Radio comedy programme

Captain Flagg and Sergeant Quirt is an American old-time radio situation comedy. It was broadcast on the Blue Network from September 28, 1941, until January 25, 1942, and on NBC from February 13, 1942, until April 3, 1942.

==Format==
Captain Flagg and Sergeant Quirt was based on the play What Price Glory? (1924) by Laurence Stallings and Maxwell Anderson. The title characters were Marines who often squabbled over women. Flagg was "portrayed as a dense and gullible officer", which resulted in protests from officials of the U. S. Marine Corps. Writers revised the show, replacing Quirt with a new character, Sergeant Bliss. The series ended six weeks after that change. A spokesman for NBC said, "changing conditions in the war emergency have made it impossible to bring the program within the limits of NBC program policies", resulting in the cancellation. When the cancellation was announced, sponsors said that the program would be revived after the end of the war.

==Personnel==
Initially, Victor McLaglen portrayed Flagg and Edmund Lowe played Quirt, characters they had already played in the 1926 film version of What Price Glory? and its three sequel films The Cock-Eyed World (1929), Women of All Nations (1931), and Hot Pepper (1933). William Gargan began playing Flagg early in 1942.

Fred Shields portrayed Bliss and Cliff Arquette played Ol' Doc. Mel Williamson was the program's producer, and John P. Medbury was the writer.
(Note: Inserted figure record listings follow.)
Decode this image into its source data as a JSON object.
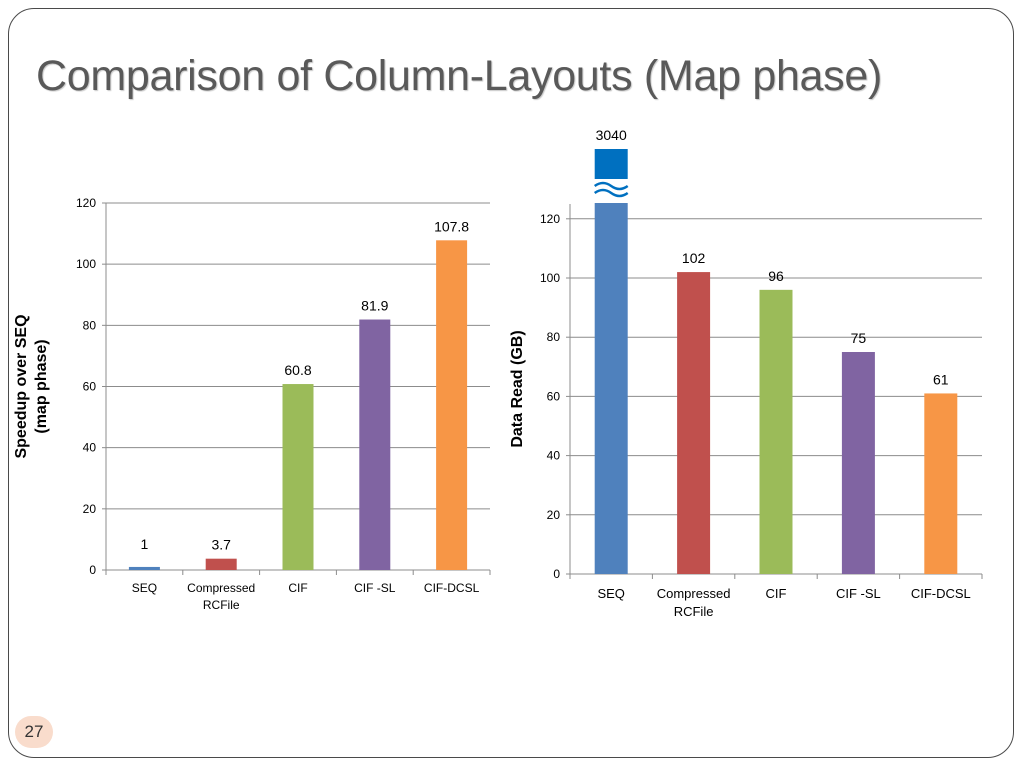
{
  "slide": {
    "title": "Comparison of Column-Layouts (Map phase)",
    "page_number": "27"
  },
  "colors": {
    "seq": "#4f81bd",
    "compressed_rcfile": "#c0504d",
    "cif": "#9bbb59",
    "cif_sl": "#8064a2",
    "cif_dcsl": "#f79646",
    "break_marker": "#0070c0"
  },
  "chart_data": [
    {
      "type": "bar",
      "categories": [
        "SEQ",
        "Compressed RCFile",
        "CIF",
        "CIF -SL",
        "CIF-DCSL"
      ],
      "values": [
        1,
        3.7,
        60.8,
        81.9,
        107.8
      ],
      "value_labels": [
        "1",
        "3.7",
        "60.8",
        "81.9",
        "107.8"
      ],
      "ylabel": "Speedup over SEQ (map phase)",
      "ylim": [
        0,
        120
      ],
      "yticks": [
        "0",
        "20",
        "40",
        "60",
        "80",
        "100",
        "120"
      ],
      "grid": true,
      "legend": "none"
    },
    {
      "type": "bar",
      "categories": [
        "SEQ",
        "Compressed RCFile",
        "CIF",
        "CIF -SL",
        "CIF-DCSL"
      ],
      "values": [
        3040,
        102,
        96,
        75,
        61
      ],
      "value_labels": [
        "3040",
        "102",
        "96",
        "75",
        "61"
      ],
      "ylabel": "Data Read (GB)",
      "ylim": [
        0,
        125
      ],
      "yticks": [
        "0",
        "20",
        "40",
        "60",
        "80",
        "100",
        "120"
      ],
      "axis_break": "SEQ bar exceeds axis; broken with ≈ marker",
      "grid": true,
      "legend": "none"
    }
  ]
}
== Schedule and sponsors ==
From September 28, 1941, until January 25, 1942, Captain Flagg and Sergeant Quirt was broadcast on the Blue Network at 7:30 on Sundays, sponsored by Mennen toiletries. From February 13, 1942, until April 3, 1942, it was on NBC at 10 on Fridays, sponsored by Brown & Williamson tobacco.

Episodes of the program were recorded for rebroadcast over four radio stations in Alaska so that Army and Navy personnel there could hear them. The rebroadcasts were done in response to a request by the Morale Branch of the War Department.

==Reception==
John K. Hutchens, writing in The New York Times, contrasted the title characters in this program with their counterparts in What Price Glory?. He described their mellowing "into a pair of jolly pranksters to whom war is a pretty happy-go-lucky proposition". Previously, he explained, "they were cursing war as a brutal if necessary business and now it is a lively escapade full of jokes". He added, "Even if the jokes were funny they would still smack of laughter earned under dubious pretenses".